Bien sûr, le « kilomètre affectif » est un phénomène bien connu : on s’inquiète plus pour ceux à qui on s’identifie immédiatement, on s’inquiète plus facilement pour les lieux que l’on connaît, fut-ce par l’imaginaire et les fictions3. Je suppose que l’espèce humaine n’existerait plus depuis longtemps sans cet intérêt un peu égoïste pour ce qui arrive dans son voisinage plutôt que pour ce qui se passe aux antipodes. Peut-être même qu’il est vaguement et honteusement rassurant, face à une histoire affreuse qui s’est produite en Afrique, de se dire « ça arrive là-bas et donc ça ne se passe pas chez nous ». Sans doute que « Je suis Charlie » avait, parmi ses mille et une significations, celle de dire : « Ça s’est passé chez moi, ça aurait pu être moi, j’ai peur ». Je trouve étrange que l’on réclame une égalité des morts : une personne anonyme tuée pour sa religion supposée et une personne publique tuée pour ses prises de positions, ont forcément un impact différent sur ceux à qui on transmet l’information.
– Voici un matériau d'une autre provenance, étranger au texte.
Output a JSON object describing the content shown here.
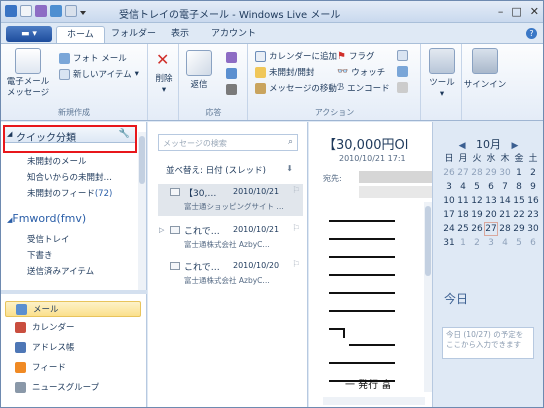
{
  "window": {
    "title": "受信トレイの電子メール - Windows Live メール"
  },
  "tabs": [
    {
      "label": "ホーム",
      "active": true
    },
    {
      "label": "フォルダー",
      "active": false
    },
    {
      "label": "表示",
      "active": false
    },
    {
      "label": "アカウント",
      "active": false
    }
  ],
  "ribbon": {
    "new_group": {
      "email": "電子メール\nメッセージ",
      "photo": "フォト メール",
      "new_items": "新しいアイテム",
      "label": "新規作成"
    },
    "delete_group": {
      "delete": "削除"
    },
    "respond_group": {
      "reply": "返信",
      "label": "応答"
    },
    "actions_group": {
      "add_calendar": "カレンダーに追加",
      "flag": "フラグ",
      "unread": "未開封/開封",
      "watch": "ウォッチ",
      "move": "メッセージの移動",
      "encode": "エンコード",
      "label": "アクション"
    },
    "tools": {
      "tools": "ツール",
      "signin": "サインイン"
    }
  },
  "folders": {
    "quick_views": "クイック分類",
    "items": [
      {
        "label": "未開封のメール"
      },
      {
        "label": "知合いからの未開封…"
      },
      {
        "label": "未開封のフィード",
        "count": "(72)"
      }
    ],
    "account": "Fmword(fmv)",
    "account_items": [
      {
        "label": "受信トレイ"
      },
      {
        "label": "下書き"
      },
      {
        "label": "送信済みアイテム"
      }
    ]
  },
  "nav": [
    {
      "label": "メール",
      "active": true
    },
    {
      "label": "カレンダー",
      "active": false
    },
    {
      "label": "アドレス帳",
      "active": false
    },
    {
      "label": "フィード",
      "active": false
    },
    {
      "label": "ニュースグループ",
      "active": false
    }
  ],
  "message_list": {
    "search_placeholder": "メッセージの検索",
    "sort_label": "並べ替え: 日付 (スレッド)",
    "messages": [
      {
        "subject": "【30,…",
        "date": "2010/10/21",
        "from": "富士通ショッピングサイト …",
        "selected": true
      },
      {
        "subject": "これで…",
        "date": "2010/10/21",
        "from": "富士通株式会社 AzbyC…",
        "selected": false
      },
      {
        "subject": "これで…",
        "date": "2010/10/20",
        "from": "富士通株式会社 AzbyC…",
        "selected": false
      }
    ]
  },
  "reading": {
    "title": "【30,000円Ol",
    "date": "2010/10/21 17:1",
    "from_label": "宛先:",
    "footer_text": "一   発行 富"
  },
  "calendar": {
    "month": "10月",
    "weekdays": [
      "日",
      "月",
      "火",
      "水",
      "木",
      "金",
      "土"
    ],
    "weeks": [
      [
        "26",
        "27",
        "28",
        "29",
        "30",
        "1",
        "2"
      ],
      [
        "3",
        "4",
        "5",
        "6",
        "7",
        "8",
        "9"
      ],
      [
        "10",
        "11",
        "12",
        "13",
        "14",
        "15",
        "16"
      ],
      [
        "17",
        "18",
        "19",
        "20",
        "21",
        "22",
        "23"
      ],
      [
        "24",
        "25",
        "26",
        "27",
        "28",
        "29",
        "30"
      ],
      [
        "31",
        "1",
        "2",
        "3",
        "4",
        "5",
        "6"
      ]
    ],
    "today_label": "今日",
    "today_placeholder": "今日 (10/27) の予定をここから入力できます"
  }
}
Enfin je ne dis pas qu’il ne faut pas évoquer les iniquités, il est très bien de rappeler quand « tout le monde s’en fout », même si ce message là aussi est douteux, parce que d’une part il est partagé des centaines de milliers de fois sur Facebook4, et d’autre part, ce besoin de comparer une tragédie à une autre, de les soupeser, est plutôt étrange, à croire que pour certains, les Kenyans exécutés ne sont qu’un prétexte à se plaindre qu’on ait donné trop de place à d’autres exécutés. Mais enfin ce n’est pas un concours !
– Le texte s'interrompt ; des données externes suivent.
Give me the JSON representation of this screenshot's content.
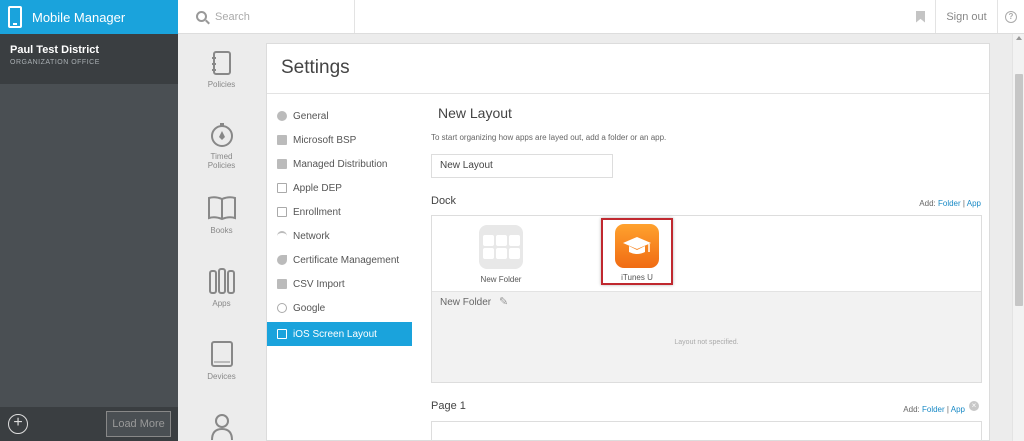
{
  "app": {
    "title": "Mobile Manager"
  },
  "org": {
    "name": "Paul Test District",
    "subtitle": "ORGANIZATION OFFICE"
  },
  "sidebar": {
    "load_more": "Load More"
  },
  "topbar": {
    "search_placeholder": "Search",
    "sign_out": "Sign out"
  },
  "iconnav": {
    "items": [
      {
        "label": "Policies",
        "icon": "notebook-icon"
      },
      {
        "label": "Timed Policies",
        "icon": "timer-icon"
      },
      {
        "label": "Books",
        "icon": "book-icon"
      },
      {
        "label": "Apps",
        "icon": "apps-icon"
      },
      {
        "label": "Devices",
        "icon": "tablet-icon"
      },
      {
        "label": "",
        "icon": "user-icon"
      }
    ]
  },
  "settings": {
    "title": "Settings",
    "nav": [
      {
        "label": "General",
        "icon": "gear-icon"
      },
      {
        "label": "Microsoft BSP",
        "icon": "windows-icon"
      },
      {
        "label": "Managed Distribution",
        "icon": "stack-icon"
      },
      {
        "label": "Apple DEP",
        "icon": "device-icon"
      },
      {
        "label": "Enrollment",
        "icon": "device-icon"
      },
      {
        "label": "Network",
        "icon": "wifi-icon"
      },
      {
        "label": "Certificate Management",
        "icon": "key-icon"
      },
      {
        "label": "CSV Import",
        "icon": "import-icon"
      },
      {
        "label": "Google",
        "icon": "google-icon"
      },
      {
        "label": "iOS Screen Layout",
        "icon": "device-icon",
        "active": true
      }
    ]
  },
  "layout": {
    "title": "New Layout",
    "description": "To start organizing how apps are layed out, add a folder or an app.",
    "name_value": "New Layout",
    "dock": {
      "label": "Dock",
      "add_label": "Add:",
      "add_folder": "Folder",
      "add_app": "App",
      "separator": "|",
      "apps": [
        {
          "label": "New Folder",
          "type": "folder"
        },
        {
          "label": "iTunes U",
          "type": "app",
          "highlighted": true
        }
      ],
      "folder_name": "New Folder",
      "folder_empty": "Layout not specified."
    },
    "page1": {
      "label": "Page 1",
      "add_label": "Add:",
      "add_folder": "Folder",
      "add_app": "App",
      "separator": "|"
    }
  },
  "colors": {
    "brand": "#1aa3dc",
    "highlight": "#c0282f",
    "link": "#1a8ac6"
  }
}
Chaque massacre ne doit pas servir de prétexte pour cracher avec mépris sur les victimes du massacre précédent !
Les victimes de Paris, Copenhague, Tunis, Garissa, sont liées. Elles doivent leur mort au même genre de meurtriers : des gens qui pensent que leur opinion à eux vaut plus cher que l’existence des autres.
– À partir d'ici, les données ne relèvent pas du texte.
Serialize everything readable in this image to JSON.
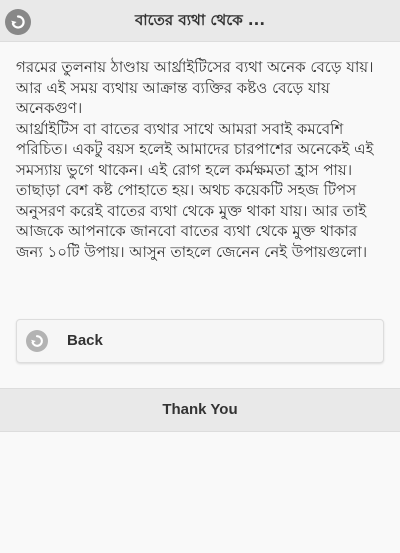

- Le « Je suis Charlie » a, lui-même, lassé très tôt, lassitude qui s’est surtout traduite par des milliers de messages de gens jamais fatigués de dire à quel point le slogan les lassait. [↩]
- On a aussi entendu beaucoup râler, et à juste titre, contre les dispositifs sécuritaires installés ou proposés dans la foulée de l’attaque de Charlie Hebdo, mais le « coupable » ici n’est pas la je-suis-charlite du public, mais l’opportunisme des dirigeants. [↩]
- Si l’on n’a vu ni l’une ni l’autre de ces villes, New York nous parle sans doute mieux que Khartoum. [↩]
- En admettant comme préalable que ceux qui disent « tout le monde s’en fout du Kenya » ne se comptent pas dans l’ensemble des gens qui s’en fichent, leur nombre est loin d’être négligeable, et le « tout le monde » peut être atténué et changé pour « un grand nombre de gens ». [↩]
Je me suis fait un peu la même réflexion…
Ce qui me frappe pour ma part, c’est que ce genre de message (« personne ne parle du Kenya ») reflète avant tout la perception que les gens ont du monde. Je vois un tweet qui dit que personne ne parle du Kenya : ça ne m’étonne pas (le monde va mal, les gens sont égoïstes ou abrutis par les mass-media, etc), donc je retweete sans trop le remettre en question. Non pas parce que c’est vrai, mais parce que ça cadre avec ma vision du monde.
Donc j’ai l’impression qu’il y a aussi un côté réconfortant quand on fait circuler ce genre de message : « le monde est bien tel que je l’imagine, c’est triste, mais au moins je ne suis pas dupe. » (Ce qui est, ironiquement, une façon de se duper soi-même en réduisant le monde à une caricature.)